There is something about data, a certain quality that it has. A list of numbers can and frequently does tell a story about reality, which is not at all apparent from a first look at the numbers. There are numbers that hide in these numbers. These hidden numbers are called statistics, and statistics summarize in some sense the larger set of numbers. Statistics are a very humane subject, as the discipline allows humans to access and utilize the larger sets of data, and avoid having to memorize or otherwise internalize the fuller set of data.
I didn't used to like data. There was a test, a personality/interest test, that was given with the American College Test (ACT) when I took that test long ago. The test placed your interested on a circle, the top of which was labelled "Data", the left-hand side labelled "People", the bottom-side labelled "Ideas", and the right-hand side was labelled "Things". My responses to the questions placed me at the very bottom of the circle, definitely in the "Ideas" area, and about as far away from the "Data" area as you could get. I believe my recommended occupation was graphic designer. I wasn't sure what a graphic designer was back then, but I did ignore that advice and became pretty much what was expected of mildly-bright boys from mining towns in the Southwest United States; I became an engineer.
Time passed, and with it came the rise of computers, networks, massive data stores and new disciplines like "data science". Computers and programming are now second nature to me, and I have demonstrated on more than one occasion a facility for analyzing data, but I still didn't really care for Data with a capital D. Since this post is about Data, you might suspect that my attitude about data has changed, and in some sense it has. What drove that change of heart is difficult to say, but much of it has to do with an ongoing controversy within the academic disciplines of probability and statistics. Now, the fact that controversy exists at all in fields that are perceived as staid as Prob and Stats is surprising. The fierceness of the controversy is surprising as well, at least on the side of one of the camps. The controversy is that between Bayesian and Frequentist camps, and the controversy has as much to do with epistemology as it has to do with anything, for the difference has to do with how we say we know things that are fundamentally uncertain.
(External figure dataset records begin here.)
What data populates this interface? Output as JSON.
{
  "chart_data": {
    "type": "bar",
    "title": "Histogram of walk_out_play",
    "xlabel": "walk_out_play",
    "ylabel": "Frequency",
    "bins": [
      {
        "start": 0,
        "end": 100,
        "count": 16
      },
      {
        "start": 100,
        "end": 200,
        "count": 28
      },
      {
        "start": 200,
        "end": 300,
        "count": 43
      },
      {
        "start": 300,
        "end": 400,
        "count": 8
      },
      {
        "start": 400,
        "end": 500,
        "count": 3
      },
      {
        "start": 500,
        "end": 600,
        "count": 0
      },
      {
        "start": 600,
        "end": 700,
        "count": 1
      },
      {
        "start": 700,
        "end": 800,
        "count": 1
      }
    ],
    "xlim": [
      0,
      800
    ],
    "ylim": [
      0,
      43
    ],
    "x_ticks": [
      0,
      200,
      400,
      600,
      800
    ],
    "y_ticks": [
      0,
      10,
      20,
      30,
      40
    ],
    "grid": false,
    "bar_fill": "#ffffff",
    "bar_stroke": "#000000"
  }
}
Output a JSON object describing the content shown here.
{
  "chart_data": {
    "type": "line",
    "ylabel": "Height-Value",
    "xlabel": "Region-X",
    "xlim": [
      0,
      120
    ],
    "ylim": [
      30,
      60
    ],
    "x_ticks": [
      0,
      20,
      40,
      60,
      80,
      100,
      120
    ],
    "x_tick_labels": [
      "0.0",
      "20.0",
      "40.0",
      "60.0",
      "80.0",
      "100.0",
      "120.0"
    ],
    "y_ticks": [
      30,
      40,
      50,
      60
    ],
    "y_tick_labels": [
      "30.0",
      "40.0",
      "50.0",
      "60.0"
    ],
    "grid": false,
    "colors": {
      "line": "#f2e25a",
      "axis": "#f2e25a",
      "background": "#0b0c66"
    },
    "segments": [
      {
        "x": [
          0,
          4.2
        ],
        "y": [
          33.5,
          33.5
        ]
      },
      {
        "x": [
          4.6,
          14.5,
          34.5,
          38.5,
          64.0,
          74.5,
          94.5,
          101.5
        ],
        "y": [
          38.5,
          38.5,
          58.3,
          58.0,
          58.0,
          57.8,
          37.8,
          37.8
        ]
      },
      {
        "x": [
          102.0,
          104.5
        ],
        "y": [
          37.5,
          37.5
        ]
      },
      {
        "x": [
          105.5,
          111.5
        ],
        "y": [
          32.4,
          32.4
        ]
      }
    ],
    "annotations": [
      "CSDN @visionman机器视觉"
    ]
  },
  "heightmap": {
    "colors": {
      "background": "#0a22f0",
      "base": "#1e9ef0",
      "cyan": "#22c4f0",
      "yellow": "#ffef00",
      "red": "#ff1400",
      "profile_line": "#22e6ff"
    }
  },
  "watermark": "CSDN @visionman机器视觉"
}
It is the idea of this controversy that appeals to me, which keeps me near my roots as a person grounded, so to speak, in ideas, but with a new and evolving interest in data. For the Bayesians and Frequentists have very different ideas about what data tells us, and what data is good for. It has taken me a while to understand the differences between the two camps, and I can't say that I completely understand what is going on, but I have learned a few things.
The first is the connection of the Bayesians with what I think is the scientific method. Bayesians see probability as a measure of belief. The term that is used is plausibility -- a measure of the intensity of the truth of a statement. Bayesians see data as grist for a mill that generates belief. As new data comes in, our beliefs in the plausibility of statements are updated. This aligns with the scientific method which posses that the state of knowledge as a fluid, changing thing. Interference in Bayesian statistics has to do with computing the probability of a random variable, in this case the statistics that is being inferred, is within some bounds.
The Frequentists just sort of go with the numbers. A probably is just the number of times a thing did happen divided by the number of times that thing could happen. Parameters are not random variables in themselves, but are constants that we attempt to identify from the data, and the data can only give a probability that the parameter is bounded. You assume that you have all of the data -- if not, then why are you fooling around? And there is no fussing around with a prior belief. The data doesn't update the prior belief, it just is.
The statistics that I'm being taught is of the Frequentist variety, although there have been brief excursions into Bayesian territory. The Frequentist posture seems to be one of a benign superiority -- we are doing math, the Bayesian are doing computer science for the most part. The Bayesian see the Frequentists are old fashioned fuddy-duddies that have yet to get a clue.
Where am I? Well, I'm mostly pragmatic. I'm learning the Frequentist theory and I appreciate its power and understand why it is used everywhere. I also understand, I think, the Bayesian point of view and its power, especially given the prevalence of data and computing. I also appreciate that Bayesianism offers a theory of knowledge which Frequentism lacks. I am looking forward to learning more about the Bayesian techniques and understanding some of the edgier cases where one technique seems to dominate over another.